A team led by biologist Henk-Jan Hoving at the Monterey Bay Aquarium Research Institute (MBARI) has examined several videos of these vampire squids taken in natural surroundings at MBARI between 1912 and 2012. They have also conducted experiments to study other elements of these squids like sticky filaments and arm suckers, which help understand their diet system, reported Discovery News.
Scientists were puzzled over the vampire squids as they lack feeding tentacles seen in other cephalopods belonging to the molluscan class like octopus or cuttlefish. The latest study has revealed that the squids have long tendrils called filaments that can extend up to 8 times more than their own body size. When they spread out their filaments, marine detritus like dead crustaceans, eggs and larvae stick to filaments.The arm suckers in the squids did not actually have any sucking capacity.
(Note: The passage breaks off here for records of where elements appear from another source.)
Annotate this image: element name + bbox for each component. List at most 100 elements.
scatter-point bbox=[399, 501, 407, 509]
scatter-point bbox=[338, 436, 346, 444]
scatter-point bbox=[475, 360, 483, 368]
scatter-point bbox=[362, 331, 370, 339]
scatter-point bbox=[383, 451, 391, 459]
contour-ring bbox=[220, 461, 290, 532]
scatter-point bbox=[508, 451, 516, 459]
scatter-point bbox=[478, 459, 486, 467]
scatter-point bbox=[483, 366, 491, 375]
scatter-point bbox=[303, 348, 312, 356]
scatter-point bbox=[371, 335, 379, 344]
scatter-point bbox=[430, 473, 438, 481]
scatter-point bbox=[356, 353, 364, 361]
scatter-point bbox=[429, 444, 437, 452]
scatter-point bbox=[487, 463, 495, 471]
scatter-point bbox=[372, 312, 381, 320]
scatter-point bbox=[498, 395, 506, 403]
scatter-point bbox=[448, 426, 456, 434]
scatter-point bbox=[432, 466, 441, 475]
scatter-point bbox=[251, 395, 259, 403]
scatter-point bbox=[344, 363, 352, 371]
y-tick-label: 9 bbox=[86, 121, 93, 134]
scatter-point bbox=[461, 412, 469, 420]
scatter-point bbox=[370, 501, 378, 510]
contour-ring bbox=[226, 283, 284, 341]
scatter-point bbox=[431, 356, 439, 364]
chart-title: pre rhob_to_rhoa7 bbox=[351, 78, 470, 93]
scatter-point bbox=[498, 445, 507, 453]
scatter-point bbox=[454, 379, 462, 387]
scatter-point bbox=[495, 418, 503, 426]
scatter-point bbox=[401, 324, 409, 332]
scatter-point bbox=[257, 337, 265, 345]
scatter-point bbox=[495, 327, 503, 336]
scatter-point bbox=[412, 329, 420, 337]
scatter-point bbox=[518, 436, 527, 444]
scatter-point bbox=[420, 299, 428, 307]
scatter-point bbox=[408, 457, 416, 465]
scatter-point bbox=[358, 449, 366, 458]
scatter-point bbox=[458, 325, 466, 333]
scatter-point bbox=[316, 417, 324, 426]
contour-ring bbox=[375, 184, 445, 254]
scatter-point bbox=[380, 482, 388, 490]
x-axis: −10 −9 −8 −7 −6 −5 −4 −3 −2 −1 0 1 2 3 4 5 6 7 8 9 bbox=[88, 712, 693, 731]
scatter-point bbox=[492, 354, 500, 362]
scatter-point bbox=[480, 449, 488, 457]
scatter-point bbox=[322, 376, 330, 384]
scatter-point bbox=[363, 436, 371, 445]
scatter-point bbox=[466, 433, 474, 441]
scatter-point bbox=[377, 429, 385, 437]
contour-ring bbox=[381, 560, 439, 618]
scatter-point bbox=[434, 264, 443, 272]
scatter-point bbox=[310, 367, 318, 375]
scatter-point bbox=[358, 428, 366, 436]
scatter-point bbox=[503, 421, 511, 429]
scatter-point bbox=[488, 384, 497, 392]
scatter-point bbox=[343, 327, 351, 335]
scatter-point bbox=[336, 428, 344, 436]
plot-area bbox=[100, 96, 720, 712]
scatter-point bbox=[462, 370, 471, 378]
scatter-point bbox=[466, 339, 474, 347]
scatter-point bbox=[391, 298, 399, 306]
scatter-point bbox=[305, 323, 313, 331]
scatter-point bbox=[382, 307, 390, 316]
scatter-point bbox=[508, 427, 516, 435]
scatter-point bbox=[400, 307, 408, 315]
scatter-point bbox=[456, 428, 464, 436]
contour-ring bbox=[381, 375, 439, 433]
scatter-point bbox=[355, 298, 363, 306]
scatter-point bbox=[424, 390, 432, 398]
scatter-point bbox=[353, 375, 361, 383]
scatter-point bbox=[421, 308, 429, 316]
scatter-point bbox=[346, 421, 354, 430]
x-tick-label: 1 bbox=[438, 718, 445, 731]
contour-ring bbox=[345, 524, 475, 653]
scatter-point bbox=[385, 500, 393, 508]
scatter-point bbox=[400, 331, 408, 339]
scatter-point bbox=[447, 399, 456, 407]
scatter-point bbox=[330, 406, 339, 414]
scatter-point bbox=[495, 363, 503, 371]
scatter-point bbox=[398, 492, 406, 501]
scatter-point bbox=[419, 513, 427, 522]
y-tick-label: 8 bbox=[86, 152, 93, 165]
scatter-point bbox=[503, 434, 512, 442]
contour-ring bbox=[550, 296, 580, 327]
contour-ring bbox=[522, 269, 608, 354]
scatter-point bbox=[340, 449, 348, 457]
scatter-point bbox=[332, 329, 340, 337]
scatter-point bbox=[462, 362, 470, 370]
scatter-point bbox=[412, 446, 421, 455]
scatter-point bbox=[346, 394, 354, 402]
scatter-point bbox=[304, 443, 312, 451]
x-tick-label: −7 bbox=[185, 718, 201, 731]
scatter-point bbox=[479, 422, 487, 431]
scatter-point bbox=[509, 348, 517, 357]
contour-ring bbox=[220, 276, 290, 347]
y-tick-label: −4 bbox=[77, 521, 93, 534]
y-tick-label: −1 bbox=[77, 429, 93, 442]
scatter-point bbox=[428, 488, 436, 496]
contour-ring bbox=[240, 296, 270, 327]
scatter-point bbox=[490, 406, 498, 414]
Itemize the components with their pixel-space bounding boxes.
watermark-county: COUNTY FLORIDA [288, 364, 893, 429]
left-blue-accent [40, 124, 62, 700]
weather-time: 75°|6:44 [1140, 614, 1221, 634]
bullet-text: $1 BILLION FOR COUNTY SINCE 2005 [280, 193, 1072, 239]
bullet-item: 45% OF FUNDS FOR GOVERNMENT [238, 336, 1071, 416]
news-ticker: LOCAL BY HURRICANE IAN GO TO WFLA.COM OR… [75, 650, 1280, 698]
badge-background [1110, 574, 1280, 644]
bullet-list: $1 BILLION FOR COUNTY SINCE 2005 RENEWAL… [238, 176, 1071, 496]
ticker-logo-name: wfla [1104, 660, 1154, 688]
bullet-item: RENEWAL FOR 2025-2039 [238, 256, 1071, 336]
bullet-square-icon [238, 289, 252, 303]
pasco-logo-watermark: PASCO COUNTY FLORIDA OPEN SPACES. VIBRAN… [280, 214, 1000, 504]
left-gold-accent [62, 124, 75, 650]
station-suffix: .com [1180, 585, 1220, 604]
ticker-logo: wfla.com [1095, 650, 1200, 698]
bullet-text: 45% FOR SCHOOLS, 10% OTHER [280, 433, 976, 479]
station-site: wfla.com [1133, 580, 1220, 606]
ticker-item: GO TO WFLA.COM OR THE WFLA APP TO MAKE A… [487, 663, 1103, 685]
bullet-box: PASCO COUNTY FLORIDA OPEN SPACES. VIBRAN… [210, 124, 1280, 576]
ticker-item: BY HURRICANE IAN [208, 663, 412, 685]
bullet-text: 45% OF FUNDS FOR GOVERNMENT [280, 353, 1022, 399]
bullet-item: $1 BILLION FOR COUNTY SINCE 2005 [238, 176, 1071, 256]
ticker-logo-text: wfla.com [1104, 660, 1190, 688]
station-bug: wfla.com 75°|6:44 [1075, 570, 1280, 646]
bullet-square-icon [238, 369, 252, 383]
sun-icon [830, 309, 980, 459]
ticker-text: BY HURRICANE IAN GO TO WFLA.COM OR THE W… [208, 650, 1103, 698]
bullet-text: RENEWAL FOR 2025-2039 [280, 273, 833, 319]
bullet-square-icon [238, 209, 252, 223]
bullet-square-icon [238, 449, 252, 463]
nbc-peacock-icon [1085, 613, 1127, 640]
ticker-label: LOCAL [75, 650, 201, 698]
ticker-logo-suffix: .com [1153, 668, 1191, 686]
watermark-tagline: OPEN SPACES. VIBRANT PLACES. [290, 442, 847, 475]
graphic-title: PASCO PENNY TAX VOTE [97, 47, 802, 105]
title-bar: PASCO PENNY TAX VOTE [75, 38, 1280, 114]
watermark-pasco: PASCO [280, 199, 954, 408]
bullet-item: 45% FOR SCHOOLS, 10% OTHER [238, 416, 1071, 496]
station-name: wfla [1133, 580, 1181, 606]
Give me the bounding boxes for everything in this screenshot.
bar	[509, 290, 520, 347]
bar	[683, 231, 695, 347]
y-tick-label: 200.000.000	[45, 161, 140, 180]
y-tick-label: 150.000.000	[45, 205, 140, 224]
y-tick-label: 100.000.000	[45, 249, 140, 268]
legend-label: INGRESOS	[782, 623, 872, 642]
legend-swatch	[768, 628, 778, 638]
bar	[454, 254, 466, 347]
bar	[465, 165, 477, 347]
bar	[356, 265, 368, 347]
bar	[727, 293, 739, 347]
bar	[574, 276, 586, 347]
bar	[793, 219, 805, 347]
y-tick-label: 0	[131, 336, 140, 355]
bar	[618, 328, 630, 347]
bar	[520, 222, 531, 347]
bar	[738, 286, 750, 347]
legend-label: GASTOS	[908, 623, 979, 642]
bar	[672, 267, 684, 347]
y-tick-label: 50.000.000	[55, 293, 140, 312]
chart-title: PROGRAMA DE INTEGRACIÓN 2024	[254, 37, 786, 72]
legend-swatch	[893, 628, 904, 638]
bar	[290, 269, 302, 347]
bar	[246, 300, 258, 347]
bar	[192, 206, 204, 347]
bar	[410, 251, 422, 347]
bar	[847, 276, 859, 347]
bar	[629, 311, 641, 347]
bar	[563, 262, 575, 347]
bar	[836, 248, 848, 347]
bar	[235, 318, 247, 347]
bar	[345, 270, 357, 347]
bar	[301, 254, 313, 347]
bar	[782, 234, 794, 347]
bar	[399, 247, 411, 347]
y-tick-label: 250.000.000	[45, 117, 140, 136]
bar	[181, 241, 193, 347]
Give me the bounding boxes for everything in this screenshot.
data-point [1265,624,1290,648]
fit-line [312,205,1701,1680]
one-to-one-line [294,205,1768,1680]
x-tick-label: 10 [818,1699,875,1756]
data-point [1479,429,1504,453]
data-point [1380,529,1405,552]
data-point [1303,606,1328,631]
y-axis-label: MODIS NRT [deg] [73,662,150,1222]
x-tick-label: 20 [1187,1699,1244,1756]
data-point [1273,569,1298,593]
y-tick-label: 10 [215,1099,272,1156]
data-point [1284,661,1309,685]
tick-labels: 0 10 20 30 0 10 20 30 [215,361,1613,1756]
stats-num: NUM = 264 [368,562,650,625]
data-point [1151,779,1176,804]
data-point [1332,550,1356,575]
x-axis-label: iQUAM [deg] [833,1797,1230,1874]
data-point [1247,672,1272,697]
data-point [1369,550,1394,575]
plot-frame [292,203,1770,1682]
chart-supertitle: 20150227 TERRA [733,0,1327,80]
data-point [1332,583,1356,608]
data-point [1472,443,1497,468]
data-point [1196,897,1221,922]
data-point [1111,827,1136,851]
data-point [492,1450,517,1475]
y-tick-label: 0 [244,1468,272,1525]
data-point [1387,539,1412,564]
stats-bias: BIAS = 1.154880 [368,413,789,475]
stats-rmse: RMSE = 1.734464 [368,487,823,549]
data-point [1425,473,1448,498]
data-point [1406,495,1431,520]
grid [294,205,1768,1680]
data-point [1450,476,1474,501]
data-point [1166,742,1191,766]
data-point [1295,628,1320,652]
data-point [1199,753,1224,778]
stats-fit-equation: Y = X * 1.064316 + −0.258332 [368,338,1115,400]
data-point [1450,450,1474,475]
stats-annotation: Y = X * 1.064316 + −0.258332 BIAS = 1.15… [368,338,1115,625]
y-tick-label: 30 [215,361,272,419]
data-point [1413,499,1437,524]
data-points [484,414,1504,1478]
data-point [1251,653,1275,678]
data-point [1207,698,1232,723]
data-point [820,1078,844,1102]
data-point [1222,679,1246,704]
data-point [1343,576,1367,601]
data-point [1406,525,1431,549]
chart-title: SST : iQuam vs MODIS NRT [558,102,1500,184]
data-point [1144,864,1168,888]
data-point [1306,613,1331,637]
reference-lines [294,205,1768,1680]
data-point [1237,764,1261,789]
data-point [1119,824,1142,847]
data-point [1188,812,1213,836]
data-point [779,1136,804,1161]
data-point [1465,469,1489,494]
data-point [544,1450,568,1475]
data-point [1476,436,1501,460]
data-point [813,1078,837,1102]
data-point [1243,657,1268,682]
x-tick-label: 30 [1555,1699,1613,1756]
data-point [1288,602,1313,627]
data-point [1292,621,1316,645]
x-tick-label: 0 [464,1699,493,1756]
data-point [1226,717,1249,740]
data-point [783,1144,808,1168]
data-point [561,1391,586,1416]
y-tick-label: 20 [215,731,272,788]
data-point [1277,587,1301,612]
Instead, they release mucus, a kind of fluid secretion that the squids use to wrap their food.
"The suckers on the distal parts of the arms release mucus and they probably wrap the collected food in mucus, forming a food bolus, which is transported via fingerlike projections on the inside of the web to the mouth. Then the food bolus is ingested by the beak," Hoving told Discovery News.
This is the first time such a behavior has been noticed in a cephalopod. Experts pointed out that the vampire squids are the first in the molluscan class, which are not predatory carnivores. This type of eating habit has helped the squids live in oxygen-depleted areas, which in turn, facilitated them to adjust themselves to changing conditions while several other species faced mass extinction over the period.
Researchers hope the study will help in understanding the growth and lifespan of the squids.